Improving Policy Optimization with Generalist-Specialist Learning

Zhiwei Jia, Xuanlin Li, Zhan Ling, Shuang Liu, Yiran Wu, Hao Su

UC San Diego

Paper

Slides

Code

Introduction

Generalization in deep RL over unseen environment variations usually requires policy learning over diverse training variations. We empirically observe that an agent trained on many variations (a generalist) tends to learn faster at the beginning, yet its performance plateaus at a less optimal level for a long time. In contrast, an agent trained only on a few variations (a specialist) can achieve higher returns. To have the best of both worlds, we propose a novel generalist-specialist learning framework (GSL) that combines joint (generalist) training and distributed (specialist) training in a well-principled manner. We show that GSL pushes the envelope of policy learning on several challenging and popular benchmarks including Procgen, Meta-World and ManiSkill.

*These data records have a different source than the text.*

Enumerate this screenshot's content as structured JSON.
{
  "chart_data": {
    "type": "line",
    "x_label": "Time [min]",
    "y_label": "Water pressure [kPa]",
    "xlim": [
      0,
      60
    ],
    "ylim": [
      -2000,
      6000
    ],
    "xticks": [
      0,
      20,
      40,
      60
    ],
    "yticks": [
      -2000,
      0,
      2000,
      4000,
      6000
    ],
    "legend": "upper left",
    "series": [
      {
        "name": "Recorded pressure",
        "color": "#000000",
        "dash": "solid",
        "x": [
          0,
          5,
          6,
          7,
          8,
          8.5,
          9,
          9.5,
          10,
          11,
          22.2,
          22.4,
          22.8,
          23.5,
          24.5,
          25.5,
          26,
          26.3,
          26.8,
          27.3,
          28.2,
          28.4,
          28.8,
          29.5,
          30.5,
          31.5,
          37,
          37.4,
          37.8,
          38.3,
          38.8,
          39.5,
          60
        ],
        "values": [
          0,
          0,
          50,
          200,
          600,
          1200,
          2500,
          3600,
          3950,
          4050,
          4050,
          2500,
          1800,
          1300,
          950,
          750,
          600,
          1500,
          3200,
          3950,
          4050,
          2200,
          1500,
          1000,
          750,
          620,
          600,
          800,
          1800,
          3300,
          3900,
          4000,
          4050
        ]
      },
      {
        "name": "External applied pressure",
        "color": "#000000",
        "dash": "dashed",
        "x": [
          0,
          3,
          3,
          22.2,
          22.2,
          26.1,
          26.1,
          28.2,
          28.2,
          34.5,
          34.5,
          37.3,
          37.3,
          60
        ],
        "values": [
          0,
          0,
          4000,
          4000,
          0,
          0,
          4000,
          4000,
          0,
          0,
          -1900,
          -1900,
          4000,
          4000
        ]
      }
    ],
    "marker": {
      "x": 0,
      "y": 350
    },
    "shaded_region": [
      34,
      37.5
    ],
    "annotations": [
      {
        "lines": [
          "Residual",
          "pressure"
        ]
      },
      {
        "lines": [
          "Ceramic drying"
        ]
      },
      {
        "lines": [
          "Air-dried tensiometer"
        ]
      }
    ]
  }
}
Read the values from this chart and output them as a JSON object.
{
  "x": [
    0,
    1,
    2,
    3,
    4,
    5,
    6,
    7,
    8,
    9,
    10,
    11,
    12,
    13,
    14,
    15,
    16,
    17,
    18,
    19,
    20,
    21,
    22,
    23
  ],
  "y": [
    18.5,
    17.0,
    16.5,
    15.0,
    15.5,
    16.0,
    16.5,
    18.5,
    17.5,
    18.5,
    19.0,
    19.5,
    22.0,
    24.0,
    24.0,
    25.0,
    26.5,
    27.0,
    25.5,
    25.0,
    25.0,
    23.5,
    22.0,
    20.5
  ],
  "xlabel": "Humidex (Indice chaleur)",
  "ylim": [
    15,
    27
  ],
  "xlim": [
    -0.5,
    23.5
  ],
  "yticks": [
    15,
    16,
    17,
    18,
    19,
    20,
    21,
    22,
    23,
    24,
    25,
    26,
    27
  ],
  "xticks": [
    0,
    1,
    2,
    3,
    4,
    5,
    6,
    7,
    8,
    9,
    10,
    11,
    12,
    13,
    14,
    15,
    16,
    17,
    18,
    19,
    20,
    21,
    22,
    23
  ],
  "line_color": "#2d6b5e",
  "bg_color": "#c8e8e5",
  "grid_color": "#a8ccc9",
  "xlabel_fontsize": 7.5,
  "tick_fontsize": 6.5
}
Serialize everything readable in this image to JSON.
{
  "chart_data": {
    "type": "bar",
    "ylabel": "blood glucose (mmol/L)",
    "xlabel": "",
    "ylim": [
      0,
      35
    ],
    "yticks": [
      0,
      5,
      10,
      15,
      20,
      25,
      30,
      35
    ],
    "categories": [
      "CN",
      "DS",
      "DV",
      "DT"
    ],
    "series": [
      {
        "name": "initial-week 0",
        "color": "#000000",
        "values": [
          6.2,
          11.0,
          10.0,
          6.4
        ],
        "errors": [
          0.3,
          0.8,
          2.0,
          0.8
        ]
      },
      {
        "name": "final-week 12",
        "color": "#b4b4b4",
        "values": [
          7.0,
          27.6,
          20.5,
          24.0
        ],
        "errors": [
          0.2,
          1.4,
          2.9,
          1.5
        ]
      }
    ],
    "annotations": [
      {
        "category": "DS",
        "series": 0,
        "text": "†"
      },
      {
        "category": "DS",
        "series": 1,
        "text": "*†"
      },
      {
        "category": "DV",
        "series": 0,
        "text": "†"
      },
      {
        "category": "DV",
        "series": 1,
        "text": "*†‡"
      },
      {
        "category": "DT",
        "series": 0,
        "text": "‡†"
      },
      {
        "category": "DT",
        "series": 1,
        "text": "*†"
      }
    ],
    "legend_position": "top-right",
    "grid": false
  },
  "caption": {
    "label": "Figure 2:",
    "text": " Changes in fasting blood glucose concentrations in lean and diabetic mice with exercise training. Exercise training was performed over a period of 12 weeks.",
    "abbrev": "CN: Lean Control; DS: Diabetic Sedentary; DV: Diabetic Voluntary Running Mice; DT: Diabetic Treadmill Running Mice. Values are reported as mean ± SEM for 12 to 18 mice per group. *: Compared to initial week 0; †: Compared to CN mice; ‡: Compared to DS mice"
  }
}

Fork-Maze: An Illustrative Example

To show the limitation of a single agent (a generalist), we present a fork maze where the agent (blue, starting from the left side) needs to reach goals (red stars on the right side). Upon each environment reset, only one goal is specified (via a context scalar c). Essentially, the maze has variations with different goals to reach based on context c but a shared path at the beginning across all the variations.

We find that an agent jointly trained on all goals (a generalist) can suffer from catastrophic ignorance & catastrophic forgetting, i.e., the agent

ignores the context c and fails to distinguish between different goals since c plays little role in the early stages of learning
struggles to learn to solve the environment variations altogether in later stages due to difficulty in memorization for NNs.

Key Observations: Generalists vs. Specialists

Alternatively, we can train a bunch of specialists agent, each handles a subset of the variations. Such approach mitigates the issues of generalists but also comes with a cost. We have discovered key trade-offs between generalists vs. specialists, summarized below.

Generalists learn

faster (more sample-efficient) initially
worse performance in later stages

Specialists learn

slower (less sample-efficient) initially
better performance in later stages

Generalist-Specialist Learning (GSL)

A meta algorithm to have the best of both worlds (3 Steps)

Train a generalist jointly on all training env. variations
Stop when it plateaus according some criterion H
- Train a bunch of specialists, each is loaded from the checkpoints of the generalist and handles a selective subset of env. variations.
- Collect demonstrations from the specialists as well as the generalist.
Fine-tune the generalist with guidance from the demos.

Experiment Results

We evaluated GSL on multiple challenging benchmarks and popular RL baselines, including PPO & PPG on Procgen (left), PPO on Meta-World (middle) and SAC on ManiSkill (right). We demonstrate that, as a meta-algorithm, GSL consistently improves the baselines. Furthermore, we show that GSL is a step towards generalizable policy learning.